Feingold: Take precautions against carbon monoxide poisoning

Dr. Murray Feingold

During the recent winter storms, there were many reports concerning carbon monoxide, or CO, poisoning. Many people died or became seriously ill.

The toxic effects of carbon monoxide have been known as far back as 348 BC at which time Aristotle commented on it. In ancient times it was used as a method to execute criminals. The criminals were placed in an enclosed room with smoldering coals that produced CO.

Carbon monoxide is a colorless, tasteless, gas that has no odor. Therefore, people are unaware that they are being overly exposed to this deadly gas. It has been reported to be one of most common causes of illness and death by poisoning. Although most cases are accidental, CO poisoning is also used as a method of suicide.

There are many sources of carbon monoxide and it is particularly toxic when it is present in enclosed spaces. Although symptoms are usually present, many people are unaware of their significance. They can include a dull headache, feeling dizzy and weak, confusion, hallucinations, nausea and vomiting, and blurred vision. With continual exposure, shortness of breath, seizures, loss of consciousness and death may take place.

A symptom that has gained some attention is the "cherry-red" complexion of the skin and lips in patients with carbon monoxide poisoning.
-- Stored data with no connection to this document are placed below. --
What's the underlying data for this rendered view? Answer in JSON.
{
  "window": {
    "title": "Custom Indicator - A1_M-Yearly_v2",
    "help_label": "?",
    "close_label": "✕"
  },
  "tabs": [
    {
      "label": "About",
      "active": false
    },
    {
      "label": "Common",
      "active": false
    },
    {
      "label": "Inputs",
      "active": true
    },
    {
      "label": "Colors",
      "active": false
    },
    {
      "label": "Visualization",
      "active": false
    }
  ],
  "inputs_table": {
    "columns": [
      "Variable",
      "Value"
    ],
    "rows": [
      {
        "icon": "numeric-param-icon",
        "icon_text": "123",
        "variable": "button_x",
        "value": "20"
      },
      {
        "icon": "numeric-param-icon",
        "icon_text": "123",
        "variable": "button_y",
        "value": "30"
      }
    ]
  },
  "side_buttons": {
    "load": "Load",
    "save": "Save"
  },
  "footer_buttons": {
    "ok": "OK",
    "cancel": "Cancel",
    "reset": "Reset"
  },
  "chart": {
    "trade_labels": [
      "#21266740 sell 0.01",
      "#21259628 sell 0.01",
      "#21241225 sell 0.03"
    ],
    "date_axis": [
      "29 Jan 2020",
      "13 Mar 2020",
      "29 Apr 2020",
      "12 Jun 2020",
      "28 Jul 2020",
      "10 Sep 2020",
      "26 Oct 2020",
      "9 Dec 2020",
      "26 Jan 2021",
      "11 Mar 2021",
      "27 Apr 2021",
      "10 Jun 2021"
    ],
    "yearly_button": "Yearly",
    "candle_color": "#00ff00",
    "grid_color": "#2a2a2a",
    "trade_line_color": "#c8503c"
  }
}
This is not a common symptom and usually takes place in the more severe cases.

Besides taking measures not to be exposed to CO gas, it is highly recommended that every home have a carbon monoxide detector. All homes should also have smoke detectors, and both of them need to be routinely checked to make certain they are in working order.

Patients who have more severe symptoms may undergo hyperbaric oxygen therapy. Its purpose is to remove the carbon monoxide out of the body at a faster rate. However, some researchers question if there are enough data presently available to confirm the effectiveness of this type treatment in patients with carbon monoxide poisoning.

It should be stressed that this potentially deadly disorder is a highly preventable one if individuals only take the necessary precautions.

Dr. Murray Feingold is the physician in chief of The Feingold Center for Children, medical editor of WBZ-TV and WBZ radio, and president of the Genesis Fund. The Genesis Fund is a nonprofit organization that funds the care of children born with birth defects, mental retardation and genetic diseases.